Today, we had our first bit of unscheduled downtime starting around 1:30pm EST. For about 10 minutes the site was unavailable, and for about another 10 after that it was slower than usual while our search index rebuilt.

The cause is a little bit of a mystery. We use Amazon Web Services for our hosting. As part of that, they host our dns server. For some reason, the DNS server stopped responding to our web server (but only to our web server). That meant the web server couldn’t find our database server and things devolved from there.

Our S.O.P is to run a script which rebuilds our web server from scratch and launches a new instance and then start investigating the problem. So I did that. About the time I found that DNS issue, the new server was up and running and it didn’t have the DNS problem. So I pushed the button that switched it over to our live production site and we were back in business.
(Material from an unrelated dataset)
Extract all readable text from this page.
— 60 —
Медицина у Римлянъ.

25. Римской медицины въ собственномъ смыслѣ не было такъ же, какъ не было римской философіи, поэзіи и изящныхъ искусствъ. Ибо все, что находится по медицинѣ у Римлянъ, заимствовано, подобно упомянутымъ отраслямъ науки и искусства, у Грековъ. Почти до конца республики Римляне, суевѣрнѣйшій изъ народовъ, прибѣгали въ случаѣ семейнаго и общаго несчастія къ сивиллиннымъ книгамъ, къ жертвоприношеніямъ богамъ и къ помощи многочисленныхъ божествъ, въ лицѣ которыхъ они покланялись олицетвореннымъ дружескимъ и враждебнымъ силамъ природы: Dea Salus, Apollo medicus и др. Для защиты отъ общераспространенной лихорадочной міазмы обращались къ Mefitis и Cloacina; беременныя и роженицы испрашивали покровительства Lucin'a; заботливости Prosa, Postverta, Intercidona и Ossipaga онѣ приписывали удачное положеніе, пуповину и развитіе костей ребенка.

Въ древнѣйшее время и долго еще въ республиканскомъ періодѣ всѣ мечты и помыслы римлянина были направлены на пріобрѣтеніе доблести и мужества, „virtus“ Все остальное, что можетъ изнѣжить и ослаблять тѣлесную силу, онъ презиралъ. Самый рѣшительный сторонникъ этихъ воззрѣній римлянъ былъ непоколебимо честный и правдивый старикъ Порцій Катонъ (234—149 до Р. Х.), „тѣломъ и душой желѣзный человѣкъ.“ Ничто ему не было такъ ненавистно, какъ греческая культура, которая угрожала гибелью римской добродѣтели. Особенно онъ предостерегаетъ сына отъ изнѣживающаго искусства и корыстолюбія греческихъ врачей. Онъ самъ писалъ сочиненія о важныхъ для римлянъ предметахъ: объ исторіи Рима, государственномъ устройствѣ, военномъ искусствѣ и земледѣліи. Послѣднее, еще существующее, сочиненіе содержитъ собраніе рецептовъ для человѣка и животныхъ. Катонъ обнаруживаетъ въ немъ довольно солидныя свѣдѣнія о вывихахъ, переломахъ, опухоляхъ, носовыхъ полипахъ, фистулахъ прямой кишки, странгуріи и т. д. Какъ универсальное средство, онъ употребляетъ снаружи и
Luckily, all the notification systems worked like they should have. Within minutes my phone was chirping, my inbox was notified and a couple minutes after that I was getting a call from my colleague Ajay. While any downtime is a bad thing, I feel relieved to know the systems we put in place all worked.

Now, I’ve got some investigation to figure out why that DNS server stopped responding, and figure out a backup in case that happens again in the future.

Sorry if you were trying to get some work done during that time, we try not to let this sort of thing happen.